That speech: just a ripple on the surface of British politics?

Last week I commented on David Cameron’s speech on Britain and the EU, where he promised an in-out referendum, following a “renegotiation” if the Conservatives win the next General Election in 2015. For some days after I though this was a decisive moment in British politics, in which Mr Cameron seized the initiative, and the Labour leader, Ed Miliband, lost his chance to win the next election. A week on, the dust has settled and the news is dominated by other stories. Was is such a decisive moment, or a mere ripple, a failing prime minister making a promise he can’t deliver?

The weekend polls show no decisive shift, with the coalition parties trending up a tad, but Labour still comfortably ahead, following a trend already evident before the speech. One poll seemed to show a big advance by the Conservatives at the expense of UKIP – but on further examination it looks as if this has more to do with polling methodology than people changing their voting preferences. Mr Miliband’s calculation appears to be that the main issue for British politics is the economy, and so the best thing to do is to change the subject back to this issue. His line that the speech hurts the economy because it creates uncertainty, that old argument against any form of decisive leadership, seems to be carrying weight with the British public, according to a further poll published by The Independent – though this also showed Tory support rising. And in the ephemeral world of British political commentary that should be enough to say that this is just a small tactical victory for Mr Cameron, making his party less vulnerable to UKIP, and not much more. But I think two big things have changed, and a big problem has opened up.

Firstly, Mr Miliband has made a serious strategic error, even if its significance will not show up much before 2015. His strategy should be to focus the political debate onto a small number of subjects and overwhelm the opposition there. This is a strategy I have called “the same, only different” following a 20th Century advertising campaign for a product I have long forgotten. It was used by Tony Blair’s New Labour to devastating effect in 1997. Basically you shadow your opponent’s policies in almost every detail except for a small number carefully chosen issues, plus a big investment in mood music to make your party appear more caring and more competent. I remember the exasperation of Tories; whenever they came up with a new policy to try and get an edge on Labour, Labour promptly adopted it as their own. It prevented the other side from changing the agenda. This seems to have been what Mr Miliband is trying to do, albeit without actually committing to any policies just yet (again following Mr Blair’s example). He is not creating sharp policy differences with the government, and making the main focus of his attack the economy. He is trying to create the right mood music by painting the government as by turns gratuitously nasty, and shambolic and incompetant. This strategy was slowly paying off.

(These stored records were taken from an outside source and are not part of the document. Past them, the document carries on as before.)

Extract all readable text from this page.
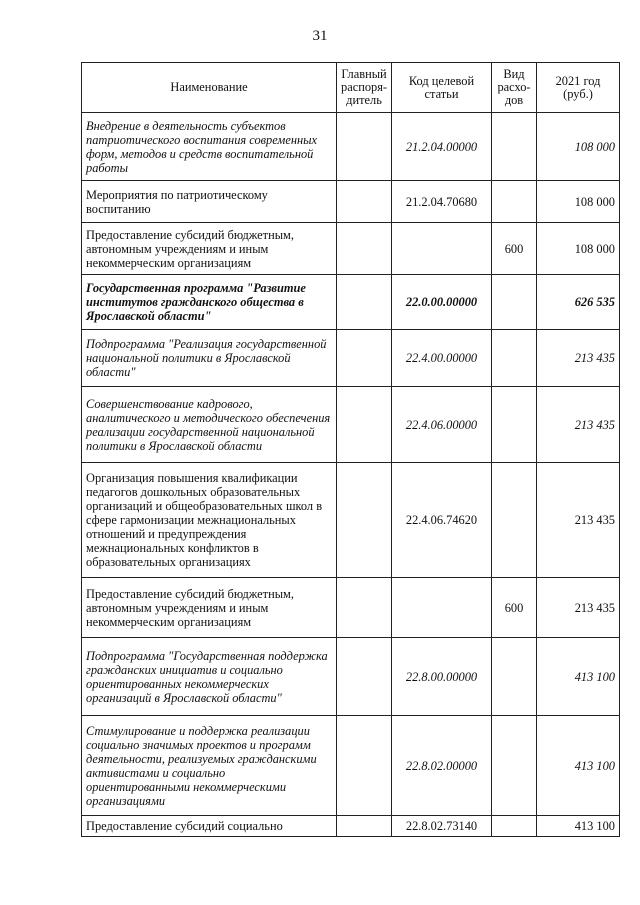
31
Наименование	Главный распоря-дитель	Код целевой статьи	Вид расхо-дов	2021 год (руб.)
Внедрение в деятельность субъектов патриотического воспитания современных форм, методов и средств воспитательной работы		21.2.04.00000		108 000
Мероприятия по патриотическому воспитанию		21.2.04.70680		108 000
Предоставление субсидий бюджетным, автономным учреждениям и иным некоммерческим организациям			600	108 000
Государственная программа "Развитие институтов гражданского общества в Ярославской области"		22.0.00.00000		626 535
Подпрограмма "Реализация государственной национальной политики в Ярославской области"		22.4.00.00000		213 435
Совершенствование кадрового, аналитического и методического обеспечения реализации государственной национальной политики в Ярославской области		22.4.06.00000		213 435
Организация повышения квалификации педагогов дошкольных образовательных организаций и общеобразовательных школ в сфере гармонизации межнациональных отношений и предупреждения межнациональных конфликтов в образовательных организациях		22.4.06.74620		213 435
Предоставление субсидий бюджетным, автономным учреждениям и иным некоммерческим организациям			600	213 435
Подпрограмма "Государственная поддержка гражданских инициатив и социально ориентированных некоммерческих организаций в Ярославской области"		22.8.00.00000		413 100
Стимулирование и поддержка реализации социально значимых проектов и программ деятельности, реализуемых гражданскими активистами и социально ориентированными некоммерческими организациями		22.8.02.00000		413 100
Предоставление субсидий социально		22.8.02.73140		413 100
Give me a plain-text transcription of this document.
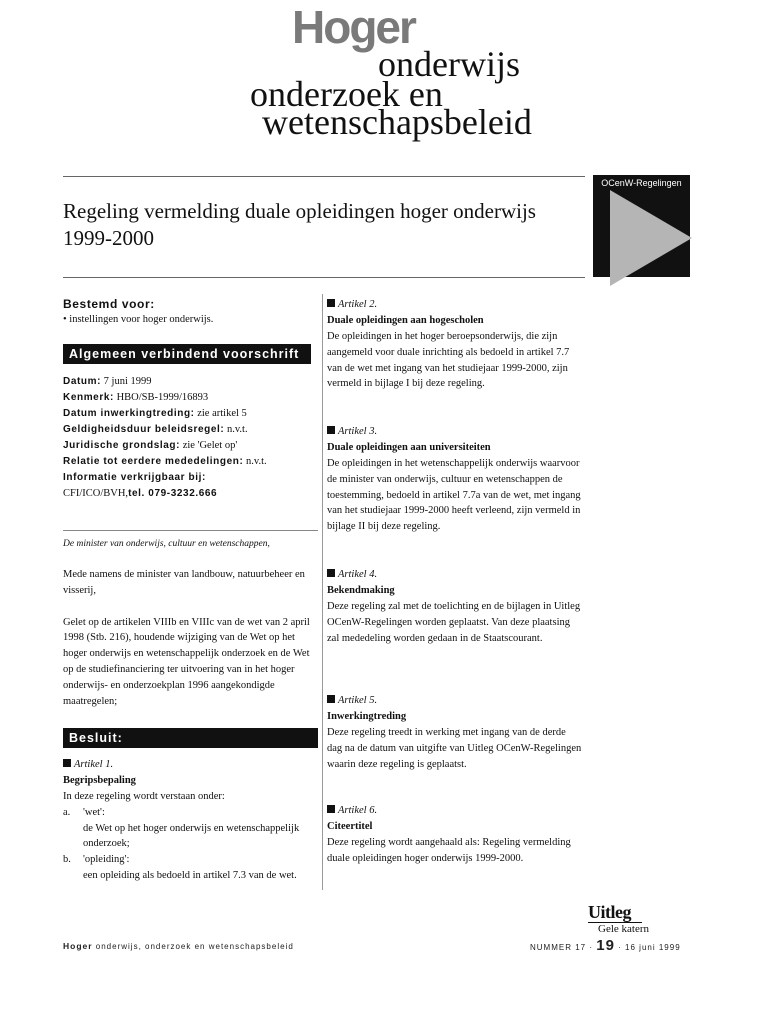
Hoger
onderwijs
onderzoek en
wetenschapsbeleid
OCenW-Regelingen
Regeling vermelding duale opleidingen hoger onderwijs 1999-2000
Bestemd voor:
• instellingen voor hoger onderwijs.
Algemeen verbindend voorschrift
Datum: 7 juni 1999
Kenmerk: HBO/SB-1999/16893
Datum inwerkingtreding: zie artikel 5
Geldigheidsduur beleidsregel: n.v.t.
Juridische grondslag: zie 'Gelet op'
Relatie tot eerdere mededelingen: n.v.t.
Informatie verkrijgbaar bij:
CFI/ICO/BVH,tel. 079-3232.666
De minister van onderwijs, cultuur en wetenschappen,
Mede namens de minister van landbouw, natuurbeheer en visserij,
Gelet op de artikelen VIIIb en VIIIc van de wet van 2 april 1998 (Stb. 216), houdende wijziging van de Wet op het hoger onderwijs en wetenschappelijk onderzoek en de Wet op de studiefinanciering ter uitvoering van in het hoger onderwijs- en onderzoekplan 1996 aangekondigde maatregelen;
Besluit:
Artikel 1.
Begripsbepaling
In deze regeling wordt verstaan onder:
a.	'wet':
de Wet op het hoger onderwijs en wetenschappelijk onderzoek;
b.	'opleiding':
een opleiding als bedoeld in artikel 7.3 van de wet.
Artikel 2.
Duale opleidingen aan hogescholen
De opleidingen in het hoger beroepsonderwijs, die zijn aangemeld voor duale inrichting als bedoeld in artikel 7.7 van de wet met ingang van het studiejaar 1999-2000, zijn vermeld in bijlage I bij deze regeling.
Artikel 3.
Duale opleidingen aan universiteiten
De opleidingen in het wetenschappelijk onderwijs waarvoor de minister van onderwijs, cultuur en wetenschappen de toestemming, bedoeld in artikel 7.7a van de wet, met ingang van het studiejaar 1999-2000 heeft verleend, zijn vermeld in bijlage II bij deze regeling.
Artikel 4.
Bekendmaking
Deze regeling zal met de toelichting en de bijlagen in Uitleg OCenW-Regelingen worden geplaatst. Van deze plaatsing zal mededeling worden gedaan in de Staatscourant.
Artikel 5.
Inwerkingtreding
Deze regeling treedt in werking met ingang van de derde dag na de datum van uitgifte van Uitleg OCenW-Regelingen waarin deze regeling is geplaatst.
Artikel 6.
Citeertitel
Deze regeling wordt aangehaald als: Regeling vermelding duale opleidingen hoger onderwijs 1999-2000.
Uitleg
Gele katern
Hoger onderwijs, onderzoek en wetenschapsbeleid	NUMMER 17 · 19 · 16 juni 1999
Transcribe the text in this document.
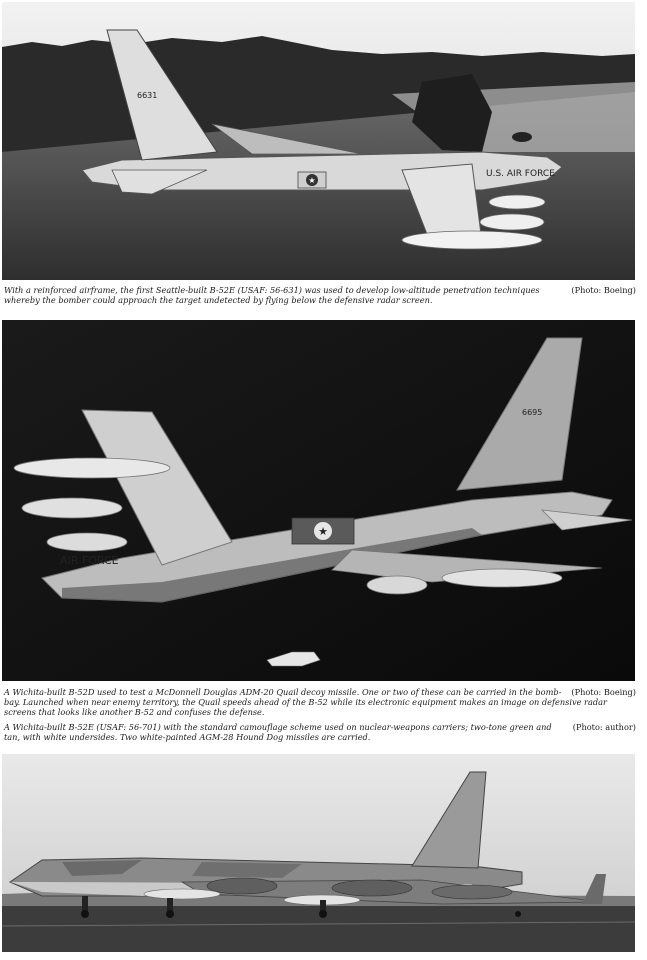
6631
★
U.S. AIR FORCE
(Photo: Boeing)
With a reinforced airframe, the first Seattle-built B-52E (USAF: 56-631) was used to develop low-altitude penetration techniques whereby the bomber could approach the target undetected by flying below the defensive radar screen.
6695
★
AIR FORCE
(Photo: Boeing)
A Wichita-built B-52D used to test a McDonnell Douglas ADM-20 Quail decoy missile. One or two of these can be carried in the bomb-bay. Launched when near enemy territory, the Quail speeds ahead of the B-52 while its electronic equipment makes an image on defensive radar screens that looks like another B-52 and confuses the defense.
(Photo: author)
A Wichita-built B-52E (USAF: 56-701) with the standard camouflage scheme used on nuclear-weapons carriers; two-tone green and tan, with white undersides. Two white-painted AGM-28 Hound Dog missiles are carried.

But Mr Cameron has hit Labour below the waterline. He has created a clear area of policy difference, where he is probably more in tune with the British public than Mr Miliband, and one in which he can guarantee coverage from Britain’s still-important press. But also the issue makes Mr Miliband look weak, indecisive and un-prime ministerial. That could be fatal. What Mr Miliband actually should have done was welcomed Mr Cameron’s speech and adopted his policies as his own. That would have taken the wind totally out of the Tory sails.

The second way that Mr Cameron’s move may be decisive is that it may have turned the advancing tide of British Euroscepticism, while at the same time unifying his bitterly Eurosceptic party. I have read Mr Cameron’s speech, and the most striking thing about it is how Europhile it is. He has well understood the arguments for Britain staying in, and put them forward. Britons are a suspicious, conservative bunch as the 2011 AV referendum showed. Leaving the EU would be a big step into the unknown, and the more people think about it, the more nervous they are likely to become. And yet the sceptics are happy because they have their precious in-out referendum.

Mr Cameron’s speech was a genuine act of decisive political leadership. There are risks, but there always are. There is also a risk that the EU needs to take forward a treaty change that we are forced to put to a referendum that is then lost. This risk has now been sidestepped, because we now have the opportunity to package it up with more popular changes and put it too an in-out referendum.

But there is a big problem with Mr Cameron’s speech, which I did not pick up last week. Aside from its tactical genius, it is intellectually vacuous. Its economics is based on a fatuous understanding of international competition and the fear of Europe falling behind the developing economies. Its analysis of how the EU needs to be changed is hot air with no concrete proposals. A single market without harmonised rules may sound good, but what does it mean in practice? I really don’t understand how this wishful vision breaks down into nitty-gritty negotiating points. Mr Cameron badly need somebody with intellectual heft to lead the negotiation – the job the Lord Cockfield did for Mrs Thatcher in developing the original European Single Market in 1992. The risk is that he will make no headway in the negotiations, and waste an opportunity to improve both Britain’s role with the EU, and the stability of the EU itself. That’s the big problem the speech opens up.